Fiorina: Washington ‘really quite technophobic’

Republican presidential hopeful Carly Fiorina thinks Hillary Clinton’s email troubles represent a larger issue of technophobia in Washington.

The former Hewlett-Packard CEO, who is no stranger to technology herself, told Boston Herald Radio that most federal employees and agencies fall woefully short in their familiarity with technology.

“I must say – and I’ve been highly critical of Hillary Clinton’s lack of technical knowledge – there are a lot of politicians who are pretty technophobic,” Fiorina said Monday on the program.

“[Hillary Clinton] is not unique in this,” she added.

Fiorina, who is second in the Washington Examiner’s presidential power rankings, explained that such fear and apathy toward advanced technology is due in large part to a lack of exposure to it on Capitol Hill.

“Many politicians, with all due respect to them, have their staffs carry around their technology and they’ve had staff assistants for so long they don’t understand their technology,” she said.

The only female in the GOP field described Washington, D.C., in general, as “really, quite technophobic.” That, she said, is a shame “because we are the most technologically sophisticated nation in the world.”

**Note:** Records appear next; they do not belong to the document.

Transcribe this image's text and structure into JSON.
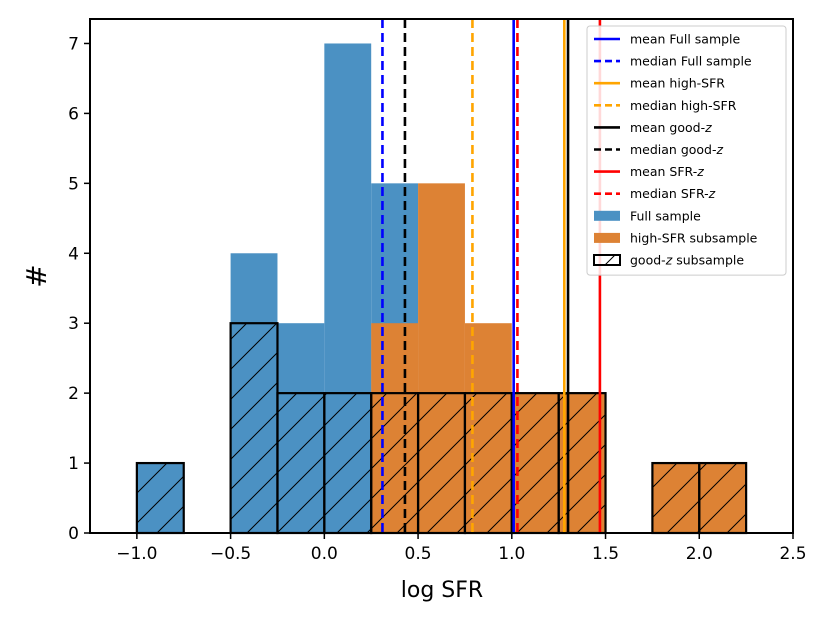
{
  "chart_data": {
    "type": "bar",
    "xlabel": "log SFR",
    "ylabel": "#",
    "xlim": [
      -1.25,
      2.5
    ],
    "ylim": [
      0,
      7.35
    ],
    "grid": false,
    "legend_position": "top-right",
    "x_ticks": [
      {
        "value": -1.0,
        "label": "−1.0"
      },
      {
        "value": -0.5,
        "label": "−0.5"
      },
      {
        "value": 0.0,
        "label": "0.0"
      },
      {
        "value": 0.5,
        "label": "0.5"
      },
      {
        "value": 1.0,
        "label": "1.0"
      },
      {
        "value": 1.5,
        "label": "1.5"
      },
      {
        "value": 2.0,
        "label": "2.0"
      },
      {
        "value": 2.5,
        "label": "2.5"
      }
    ],
    "y_ticks": [
      {
        "value": 0,
        "label": "0"
      },
      {
        "value": 1,
        "label": "1"
      },
      {
        "value": 2,
        "label": "2"
      },
      {
        "value": 3,
        "label": "3"
      },
      {
        "value": 4,
        "label": "4"
      },
      {
        "value": 5,
        "label": "5"
      },
      {
        "value": 6,
        "label": "6"
      },
      {
        "value": 7,
        "label": "7"
      }
    ],
    "histograms": [
      {
        "name": "Full sample",
        "color": "#4b91c3",
        "bins": [
          {
            "x0": -1.0,
            "x1": -0.75,
            "count": 1
          },
          {
            "x0": -0.5,
            "x1": -0.25,
            "count": 4
          },
          {
            "x0": -0.25,
            "x1": 0.0,
            "count": 3
          },
          {
            "x0": 0.0,
            "x1": 0.25,
            "count": 7
          },
          {
            "x0": 0.25,
            "x1": 0.5,
            "count": 5
          }
        ]
      },
      {
        "name": "high-SFR subsample",
        "color": "#dd8234",
        "bins": [
          {
            "x0": 0.25,
            "x1": 0.5,
            "count": 3
          },
          {
            "x0": 0.5,
            "x1": 0.75,
            "count": 5
          },
          {
            "x0": 0.75,
            "x1": 1.0,
            "count": 3
          },
          {
            "x0": 1.0,
            "x1": 1.25,
            "count": 2
          },
          {
            "x0": 1.25,
            "x1": 1.5,
            "count": 2
          },
          {
            "x0": 1.75,
            "x1": 2.0,
            "count": 1
          },
          {
            "x0": 2.0,
            "x1": 2.25,
            "count": 1
          }
        ]
      },
      {
        "name": "good-z subsample",
        "style": "hatched outline",
        "bins": [
          {
            "x0": -1.0,
            "x1": -0.75,
            "count": 1
          },
          {
            "x0": -0.5,
            "x1": -0.25,
            "count": 3
          },
          {
            "x0": -0.25,
            "x1": 0.0,
            "count": 2
          },
          {
            "x0": 0.0,
            "x1": 0.25,
            "count": 2
          },
          {
            "x0": 0.25,
            "x1": 0.5,
            "count": 2
          },
          {
            "x0": 0.5,
            "x1": 0.75,
            "count": 2
          },
          {
            "x0": 0.75,
            "x1": 1.0,
            "count": 2
          },
          {
            "x0": 1.0,
            "x1": 1.25,
            "count": 2
          },
          {
            "x0": 1.25,
            "x1": 1.5,
            "count": 2
          },
          {
            "x0": 1.75,
            "x1": 2.0,
            "count": 1
          },
          {
            "x0": 2.0,
            "x1": 2.25,
            "count": 1
          }
        ]
      }
    ],
    "vertical_lines": [
      {
        "name": "median Full sample",
        "x": 0.31,
        "color": "#0000ff",
        "dashed": true
      },
      {
        "name": "median good-z",
        "x": 0.43,
        "color": "#000000",
        "dashed": true
      },
      {
        "name": "median high-SFR",
        "x": 0.79,
        "color": "#ffa500",
        "dashed": true
      },
      {
        "name": "mean Full sample",
        "x": 1.01,
        "color": "#0000ff",
        "dashed": false
      },
      {
        "name": "median SFR-z",
        "x": 1.03,
        "color": "#ff0000",
        "dashed": true
      },
      {
        "name": "mean high-SFR",
        "x": 1.28,
        "color": "#ffa500",
        "dashed": false
      },
      {
        "name": "mean good-z",
        "x": 1.3,
        "color": "#000000",
        "dashed": false
      },
      {
        "name": "mean SFR-z",
        "x": 1.47,
        "color": "#ff0000",
        "dashed": false
      }
    ],
    "legend": [
      {
        "kind": "line",
        "color": "#0000ff",
        "dashed": false,
        "text": "mean Full sample",
        "italic": ""
      },
      {
        "kind": "line",
        "color": "#0000ff",
        "dashed": true,
        "text": "median Full sample",
        "italic": ""
      },
      {
        "kind": "line",
        "color": "#ffa500",
        "dashed": false,
        "text": "mean high-SFR",
        "italic": ""
      },
      {
        "kind": "line",
        "color": "#ffa500",
        "dashed": true,
        "text": "median high-SFR",
        "italic": ""
      },
      {
        "kind": "line",
        "color": "#000000",
        "dashed": false,
        "text": "mean good-",
        "italic": "z"
      },
      {
        "kind": "line",
        "color": "#000000",
        "dashed": true,
        "text": "median good-",
        "italic": "z"
      },
      {
        "kind": "line",
        "color": "#ff0000",
        "dashed": false,
        "text": "mean SFR-",
        "italic": "z"
      },
      {
        "kind": "line",
        "color": "#ff0000",
        "dashed": true,
        "text": "median SFR-",
        "italic": "z"
      },
      {
        "kind": "patch",
        "color": "#4b91c3",
        "text": "Full sample",
        "italic": ""
      },
      {
        "kind": "patch",
        "color": "#dd8234",
        "text": "high-SFR subsample",
        "italic": ""
      },
      {
        "kind": "hatch",
        "color": "none",
        "text": "good-",
        "italic": "z",
        "suffix": " subsample"
      }
    ]
  }
}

“Technology is not only a weapon being used against us, but it is a tool that can be used to hold people accountable,” Fiorina said. “It is a tool that can be used to provoke greater transparency which leads to greater accountability. It’s also a tool that can be used to engage citizens in the process of their government once again.”

Asked later in the interview what she would do to strengthen cybersecurity and technological awareness, Fiorina listed three steps she would take as president.

“Number one, we need to have collaboration between the private sector and the public sector on the detection and repellence of these attacks,” she said. “Secondly, we need to have basic competence in IT management in the government. … Part of that, I believe, is to stand up a centralized cybersecurity command in the federal government that would be accountable for protecting our sensitive databases and systems in federal government and that would report, I believe, to the White House, Department of Defense, or Department of Homeland Security.

“And of course we should retaliate,” she added, third and finally. “There has to be consequence when the Chinese or the Russians attack us in cyberspace.”

Fiorina has risen rapidly in the weeks following the second Republican primary debate. The latest NBC News/Wall Street Journal/Marist poll shows her at 16 percent support among GOP voters in New Hampshire, just 5 percentage points behind front-runner Donald Trump and 6 points higher than where she stood in early September.